[Mlir-commits] [mlir] 9f151b7 - [mlir] AsyncParallelFor: sink constants into the parallel compute function
Eugene Zhulenev
llvmlistbot at llvm.org
Thu Dec 9 06:48:31 PST 2021
Author: Eugene Zhulenev
Date: 2021-12-09T06:48:23-08:00
New Revision: 9f151b784be0d0b27ad29cb24629815701d60481
URL: https://github.com/llvm/llvm-project/commit/9f151b784be0d0b27ad29cb24629815701d60481
DIFF: https://github.com/llvm/llvm-project/commit/9f151b784be0d0b27ad29cb24629815701d60481.diff
LOG: [mlir] AsyncParallelFor: sink constants into the parallel compute function
With complex recursive structure of async dispatch function LLVM can't always propagate constants to the parallel_compute_fn and it often prevents optimizations like loop unrolling and vectorization.
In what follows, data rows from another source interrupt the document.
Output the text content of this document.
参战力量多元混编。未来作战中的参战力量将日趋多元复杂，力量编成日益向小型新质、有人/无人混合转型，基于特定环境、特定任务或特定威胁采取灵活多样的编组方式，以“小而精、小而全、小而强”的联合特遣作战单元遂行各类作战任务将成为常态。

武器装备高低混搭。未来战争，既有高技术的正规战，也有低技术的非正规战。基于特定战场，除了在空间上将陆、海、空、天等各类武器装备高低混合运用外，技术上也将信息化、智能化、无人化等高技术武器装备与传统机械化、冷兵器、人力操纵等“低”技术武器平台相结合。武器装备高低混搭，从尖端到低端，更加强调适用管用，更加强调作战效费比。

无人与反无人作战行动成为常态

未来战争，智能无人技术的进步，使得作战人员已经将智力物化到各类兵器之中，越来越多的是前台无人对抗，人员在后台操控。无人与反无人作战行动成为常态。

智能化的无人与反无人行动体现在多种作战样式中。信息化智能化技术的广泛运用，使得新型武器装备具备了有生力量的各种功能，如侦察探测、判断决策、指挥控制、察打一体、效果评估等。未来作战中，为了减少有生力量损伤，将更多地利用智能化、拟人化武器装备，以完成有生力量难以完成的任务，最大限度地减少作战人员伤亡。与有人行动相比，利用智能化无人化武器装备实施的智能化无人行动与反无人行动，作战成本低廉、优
We help LLVM by pushing known constants into the parallel_compute_fn explicitly.
Reviewed By: bkramer
Differential Revision: https://reviews.llvm.org/D115263
Added:
Modified:
mlir/lib/Dialect/Async/Transforms/AsyncParallelFor.cpp
mlir/test/Dialect/Async/async-parallel-for-compute-fn.mlir
Removed:
################################################################################
diff --git a/mlir/lib/Dialect/Async/Transforms/AsyncParallelFor.cpp b/mlir/lib/Dialect/Async/Transforms/AsyncParallelFor.cpp
index 8d80e6753115b..a4cab9d1ae6c4 100644
--- a/mlir/lib/Dialect/Async/Transforms/AsyncParallelFor.cpp
+++ b/mlir/lib/Dialect/Async/Transforms/AsyncParallelFor.cpp
@@ -18,6 +18,7 @@
#include "mlir/Dialect/StandardOps/IR/Ops.h"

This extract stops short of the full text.